Tampoco se distingue entre comerciantes y no comerciantes, sin perjuicio de las especialidades propias del estatuto jurídico de los comerciantes, en esencia, la obligación de llevanza de contabilidad y de su inscripción en el Registro Mercantil, además, de la existencia en la masa activa de unidades productivas de bienes o servicios que son tenidas en cuenta a lo largo de toda la regulación Asimismo, como hemos indicado, se instaura un único procedimiento, que sustituye a los viejos procesos concursales (quiebra, suspensión de pagos, concurso de acreedores y quita y espera), bajo el nombre común de concurso, expresión clásica que, como pone de manifiesto la exposición de motivos de la Ley, que se toma de los tratadistas españoles del siglo XVII, fundamentalmente de Amador Rodríguez (Tractatus de concursu, 1.616) y de Francisco Salgado (Labyrinthus creditorum concurrentium, 1.646).

En esencia, declarado el concurso el procedimiento se desarrolla en dos fases:

  1. a) la denominada fase común que tiene por objeto la formación de la masa activa y pasiva del concurso.
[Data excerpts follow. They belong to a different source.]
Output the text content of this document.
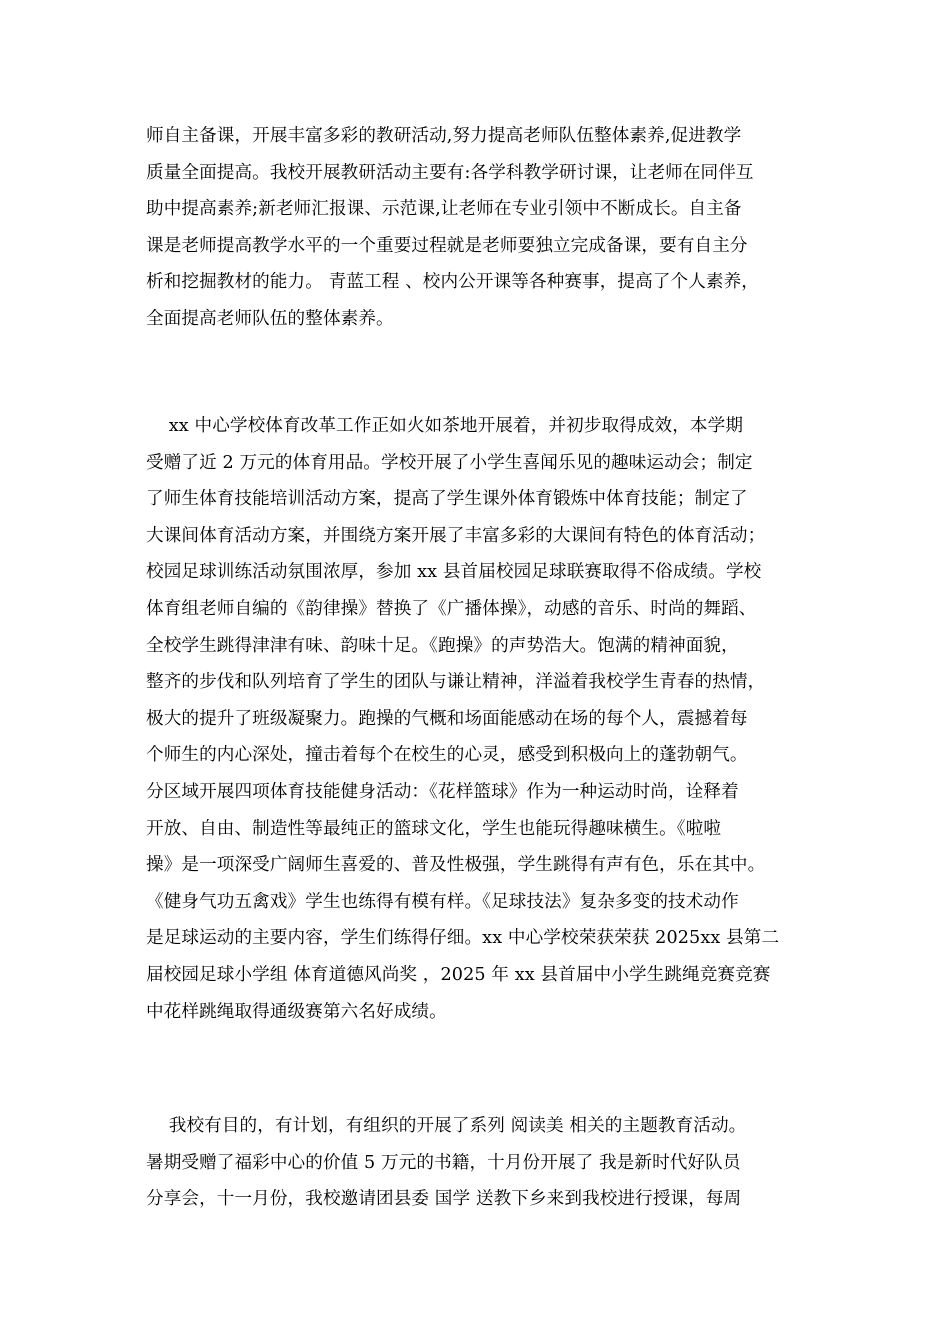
师自主备课，开展丰富多彩的教研活动,努力提高老师队伍整体素养,促进教学
质量全面提高。我校开展教研活动主要有:各学科教学研讨课，让老师在同伴互
助中提高素养;新老师汇报课、示范课,让老师在专业引领中不断成长。自主备
课是老师提高教学水平的一个重要过程就是老师要独立完成备课，要有自主分
析和挖掘教材的能力。 青蓝工程 、校内公开课等各种赛事，提高了个人素养，
全面提高老师队伍的整体素养。

xx 中心学校体育改革工作正如火如茶地开展着，并初步取得成效，本学期
受赠了近 2 万元的体育用品。学校开展了小学生喜闻乐见的趣味运动会；制定
了师生体育技能培训活动方案，提高了学生课外体育锻炼中体育技能；制定了
大课间体育活动方案，并围绕方案开展了丰富多彩的大课间有特色的体育活动；
校园足球训练活动氛围浓厚，参加 xx 县首届校园足球联赛取得不俗成绩。学校
体育组老师自编的《韵律操》替换了《广播体操》，动感的音乐、时尚的舞蹈、
全校学生跳得津津有味、韵味十足。《跑操》的声势浩大。饱满的精神面貌，
整齐的步伐和队列培育了学生的团队与谦让精神，洋溢着我校学生青春的热情，
极大的提升了班级凝聚力。跑操的气概和场面能感动在场的每个人，震撼着每
个师生的内心深处，撞击着每个在校生的心灵，感受到积极向上的蓬勃朝气。
分区域开展四项体育技能健身活动：《花样篮球》作为一种运动时尚，诠释着
开放、自由、制造性等最纯正的篮球文化，学生也能玩得趣味横生。《啦啦
操》是一项深受广阔师生喜爱的、普及性极强，学生跳得有声有色，乐在其中。
《健身气功五禽戏》学生也练得有模有样。《足球技法》复杂多变的技术动作
是足球运动的主要内容，学生们练得仔细。xx 中心学校荣获荣获 2025xx 县第二
届校园足球小学组 体育道德风尚奖 ，2025 年 xx 县首届中小学生跳绳竞赛竞赛
中花样跳绳取得通级赛第六名好成绩。

我校有目的，有计划，有组织的开展了系列 阅读美 相关的主题教育活动。
暑期受赠了福彩中心的价值 5 万元的书籍，十月份开展了 我是新时代好队员
分享会，十一月份，我校邀请团县委 国学 送教下乡来到我校进行授课，每周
La masa activa está integrada por la totalidad de los bienes y derechos del deudor a la fecha de la declaración del concurso y los que se reintegren al mismo o adquiera hasta la conclusión del procedimiento, con excepción de los inembargables. La masa pasiva se compone por la totalidad de los créditos contra el deudor que no sean créditos contra la masa; y...
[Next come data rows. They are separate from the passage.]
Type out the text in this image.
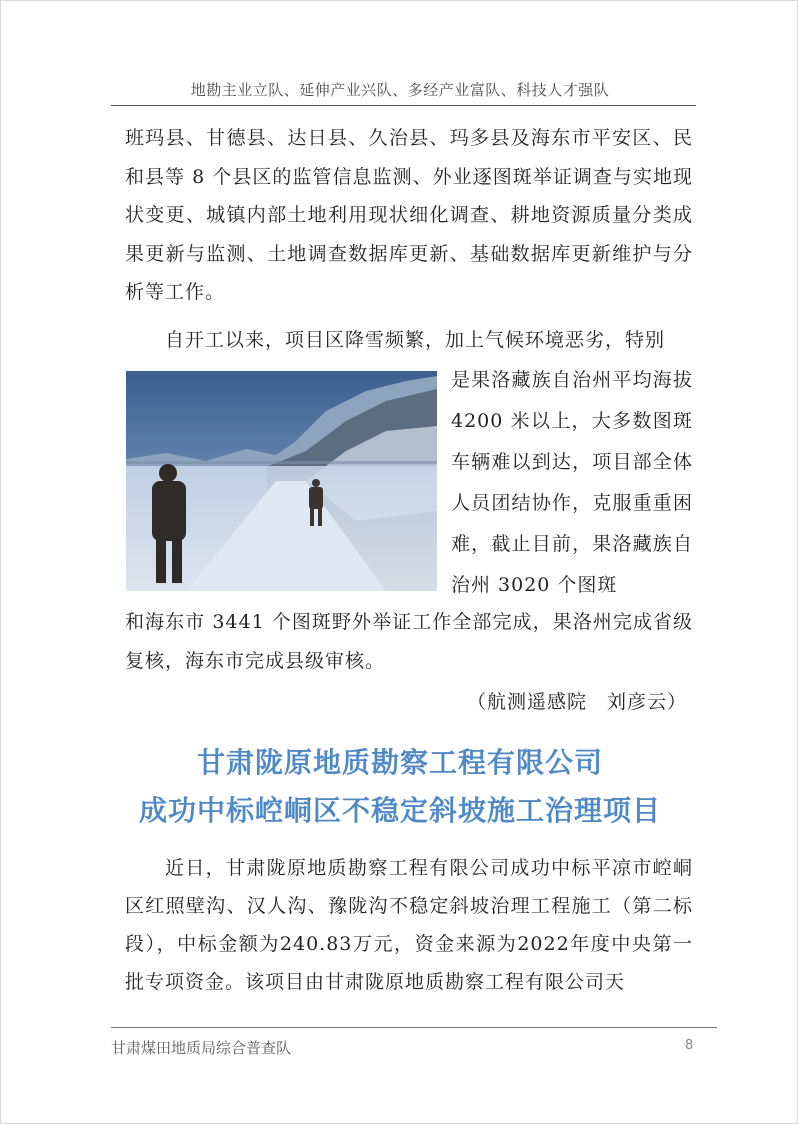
地勘主业立队、延伸产业兴队、多经产业富队、科技人才强队
班玛县、甘德县、达日县、久治县、玛多县及海东市平安区、民和县等 8 个县区的监管信息监测、外业逐图斑举证调查与实地现状变更、城镇内部土地利用现状细化调查、耕地资源质量分类成果更新与监测、土地调查数据库更新、基础数据库更新维护与分析等工作。
自开工以来，项目区降雪频繁，加上气候环境恶劣，特别
是果洛藏族自治州平均海拔 4200 米以上，大多数图斑车辆难以到达，项目部全体人员团结协作，克服重重困难，截止目前，果洛藏族自治州 3020 个图斑
和海东市 3441 个图斑野外举证工作全部完成，果洛州完成省级复核，海东市完成县级审核。
（航测遥感院　刘彦云）
甘肃陇原地质勘察工程有限公司
成功中标崆峒区不稳定斜坡施工治理项目
近日，甘肃陇原地质勘察工程有限公司成功中标平凉市崆峒区红照壁沟、汉人沟、豫陇沟不稳定斜坡治理工程施工（第二标段），中标金额为240.83万元，资金来源为2022年度中央第一批专项资金。该项目由甘肃陇原地质勘察工程有限公司天
甘肃煤田地质局综合普查队	8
  2. b) la fase de convenio o liquidación. Concluida la fase común, el concurso puede desembocar en un convenio con los acreedores -que en caso de convenio anticipado se sustancia paralelamente a la fase común- cuyo contenido puede ser una rebaja de los créditos y/o un aplazamiento para su abono, o bien en la liquidación que consiste en la realización de los bienes del deudor común y pago a los acreedores hasta donde alcance el importe obtenido, todo ello conforme a las preferencias que correspondan a los créditos.